As most business owners are aware, there are endless reasons why there might be interruptions to cash flow. If enough of these interruptions occur at the wrong time and you can’t cover the shortfall, it can be bad enough to force you right out of business. That makes it extremely important to anticipate the most common types of cash flow obstacles, and your strategic planning should take these possibilities into account.

Late payments 

It’s a fairly well-known fact that most businesses wait an average of something like 70 days before receiving money from a customer. In that length of time, you could literally go out of business – so part of your planning should focus on effective billing practices that will help to maintain cash flow.

Seasonal downturns

Most businesses which are seasonal in nature are very predictably so, and that means you should have no problem planning for those same times of each year when business slows down. To cover those cash flow gaps, you can set money aside before the off-season hits, or you could diversify your products or services to have other revenue sources.

Lack of profits

Having steady incoming revenue isn’t the same as turning a profit, as many bankrupt business owners can attest. You only really have a profitable business when you have money in the bank each month after paying out all your expenses and other payables.

Taxes

If you don’t plan for tax time each year, you can quickly go in the red when the time comes.

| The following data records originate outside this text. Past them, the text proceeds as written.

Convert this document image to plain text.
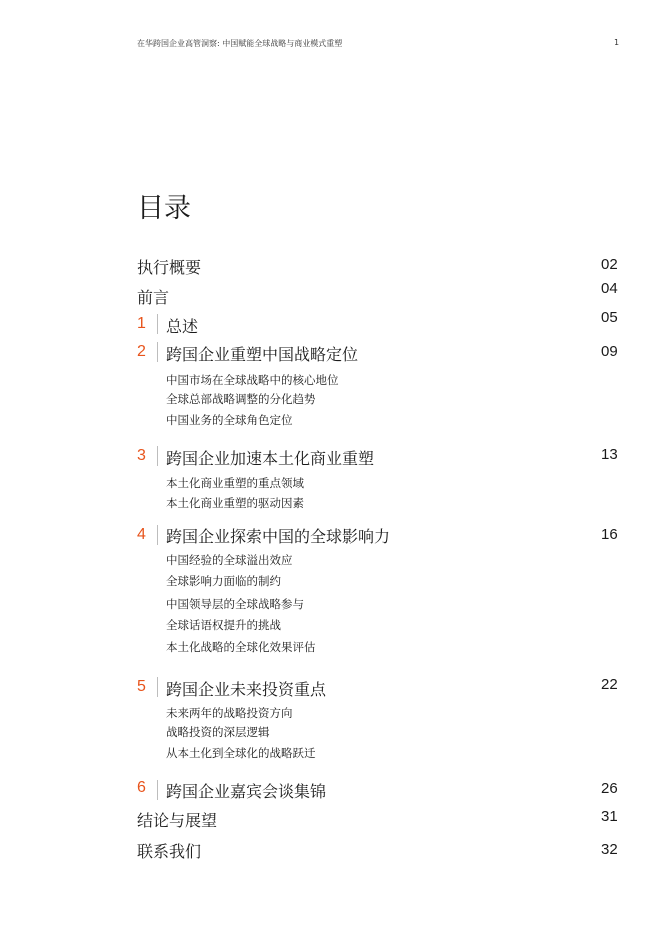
在华跨国企业高管洞察: 中国赋能全球战略与商业模式重塑	1
目录
执行概要	02
前言	04
1 总述	05
2 跨国企业重塑中国战略定位	09
中国市场在全球战略中的核心地位
全球总部战略调整的分化趋势
中国业务的全球角色定位
3 跨国企业加速本土化商业重塑	13
本土化商业重塑的重点领域
本土化商业重塑的驱动因素
4 跨国企业探索中国的全球影响力	16
中国经验的全球溢出效应
全球影响力面临的制约
中国领导层的全球战略参与
全球话语权提升的挑战
本土化战略的全球化效果评估
5 跨国企业未来投资重点	22
未来两年的战略投资方向
战略投资的深层逻辑
从本土化到全球化的战略跃迁
6 跨国企业嘉宾会谈集锦	26
结论与展望	31
联系我们	32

Avoid this by consulting with a professional accountant, and by reviewing your bookkeeping each month, so that you always have at least a fair understanding of your tax status.

Unanticipated growth

This might sound like a nice problem to have, but if you do suddenly find yourself in a sudden burst of business expansion, you might be totally unprepared to handle it. To prevent this from happening, use computing procedures and applications which can scale up as your business grows.

Withheld funding

Banks and other lending institutions will sometimes withhold funds from your business when you are consistently unable to meet goals. To plan for such eventualities, you can apply for a loan which is more than you actually need, so you’ll have some overlap funding to cover such unexpected shortfalls.